DEV Community

Cover image for Useful Chompers
Dwayne Crooks
Dwayne Crooks

Posted on • Edited on

Useful Chompers

There are useful chompers, not defined in elm/parser, that can help you in the lexical analysis stage of your parser.

What are chompers?

Chompers or the "chomping" family of functions are special functions, that return Parser (), that allow you to validate a sequence of characters. elm/parser defines two such functions called chompIf and chompWhile but there are many others, for e.g. chompOptional, chompOneOrMore, chompExactly, chompAtLeast, chompAtMost, and chompBetween, that can be useful to define as well.

What is lexical analysis?

A parser is usually separated into two stages. The first stage does the lexical analysis, or token generation, by which the input characters are split into meaningful symbols defined by a grammar of regular expressions.

For e.g. the meaningful symbols in the context-free grammar for spreadsheet formulas are Text, Decimal, Coord, and Identifier.

Formula     ::= '=' Expr | Text
Expr        ::= Number
              | Cell
              | Range
              | Application
Number      ::= Decimal
Cell        ::= Coord
Range       ::= Coord ':' Coord
Application ::= Identifier '(' ( Expr ( ',' Expr )* )? ')'

/* Lexemes */

Text       ::= [^=] .*
Decimal    ::= '-'? [0-9]+ ('.' [0-9]*)?
Coord      ::= [A-Z] ( '0' | [1-9] [0-9]? )
Identifier ::= [a-zA-Z_] [a-zA-Z0-9_]*
Enter fullscreen mode Exit fullscreen mode

Lexical analysis with chompers

You can use chompers to write the equivalent of any regular expression. As a result, chompers become pretty handy for lexical analysis.

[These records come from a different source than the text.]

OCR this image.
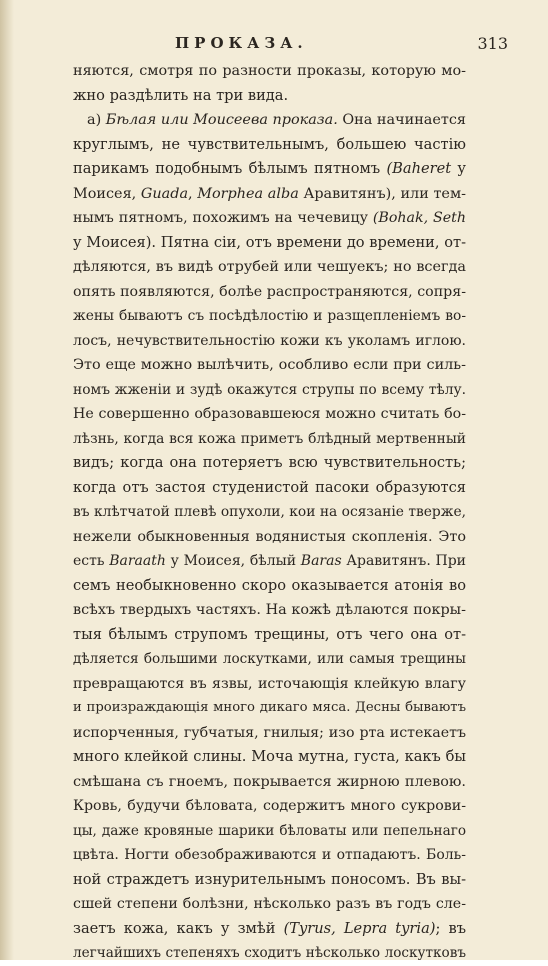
ПРОКАЗА.	313
няются, смотря по разности проказы, которую мо-
жно раздѣлить на три вида.
а) Бѣлая или Моисеева проказа. Она начинается
круглымъ, не чувствительнымъ, большею частію
парикамъ подобнымъ бѣлымъ пятномъ (Baheret у
Моисея, Guada, Morphea alba Аравитянъ), или тем-
нымъ пятномъ, похожимъ на чечевицу (Bohak, Seth
у Моисея). Пятна сіи, отъ времени до времени, от-
дѣляются, въ видѣ отрубей или чешуекъ; но всегда
опять появляются, болѣе распространяются, сопря-
жены бываютъ съ посѣдѣлостію и разщепленіемъ во-
лосъ, нечувствительностію кожи къ уколамъ иглою.
Это еще можно вылѣчить, особливо если при силь-
номъ жженіи и зудѣ окажутся струпы по всему тѣлу.
Не совершенно образовавшеюся можно считать бо-
лѣзнь, когда вся кожа приметъ блѣдный мертвенный
видъ; когда она потеряетъ всю чувствительность;
когда отъ застоя студенистой пасоки образуются
въ клѣтчатой плевѣ опухоли, кои на осязаніе тверже,
нежели обыкновенныя водянистыя скопленія. Это
есть Baraath у Моисея, бѣлый Baras Аравитянъ. При
семъ необыкновенно скоро оказывается атонія во
всѣхъ твердыхъ частяхъ. На кожѣ дѣлаются покры-
тыя бѣлымъ струпомъ трещины, отъ чего она от-
дѣляется большими лоскутками, или самыя трещины
превращаются въ язвы, источающія клейкую влагу
и произраждающія много дикаго мяса. Десны бываютъ
испорченныя, губчатыя, гнилыя; изо рта истекаетъ
много клейкой слины. Моча мутна, густа, какъ бы
смѣшана съ гноемъ, покрывается жирною плевою.
Кровь, будучи бѣловата, содержитъ много сукрови-
цы, даже кровяные шарики бѣловаты или пепельнаго
цвѣта. Ногти обезображиваются и отпадаютъ. Боль-
ной страждетъ изнурительнымъ поносомъ. Въ вы-
сшей степени болѣзни, нѣсколько разъ въ годъ сле-
заетъ кожа, какъ у змѣй (Tyrus, Lepra tyria); въ
легчайшихъ степеняхъ сходитъ нѣсколько лоскутковъ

For e.g. the lexemes Text, Decimal, Coord, and Identifier are defined by regular expressions in the grammar above. This means we can rewrite them in elm/parser using a combination of chompers. Decimal could be defined as follows:

decimal : Parser Float
decimal =
    chompDecimal
        |> P.mapChompedString (\s _ -> String.toFloat s |> Maybe.withDefault 0)
        |> lexeme


chompDecimal : Parser ()
chompDecimal =
    let
        decimalPart =
            P.succeed ()
                |. P.chompIf ((==) '.')
                |. P.chompWhile Char.isDigit
    in
    P.succeed ()
        |. chompOptional ((==) '-')
        |. chompOneOrMore Char.isDigit
        |. chompZeroOrOne decimalPart
Enter fullscreen mode Exit fullscreen mode

Read the Lexer.elm module to see how the rest of them could be defined.

N.B. Assume elm/parser is installed and the following imports have been made available in the code snippets below.

import Parser as P exposing ((|.), (|=), Parser)
Enter fullscreen mode Exit fullscreen mode

chompOptional

It validates zero or one occurrences of the matching characters. It is equivalent to the question mark ? in regular expressions.

chompOptional : (Char -> Bool) -> Parser ()
chompOptional isGood =
    P.oneOf
        [ P.chompIf isGood
        , P.succeed ()
        ]
Enter fullscreen mode Exit fullscreen mode

For e.g. we can define optionalSign ::= ( '+' | '-' )? as follows:

chompOptionalSign : Parser ()
chompOptionalSign =
    chompOptional (\c -> c == '+' || c == '-')
Enter fullscreen mode Exit fullscreen mode

Check out a full example.

chompOneOrMore

It validates one or more occurrences of the matching characters. It is equivalent to the plus sign + in regular expressions.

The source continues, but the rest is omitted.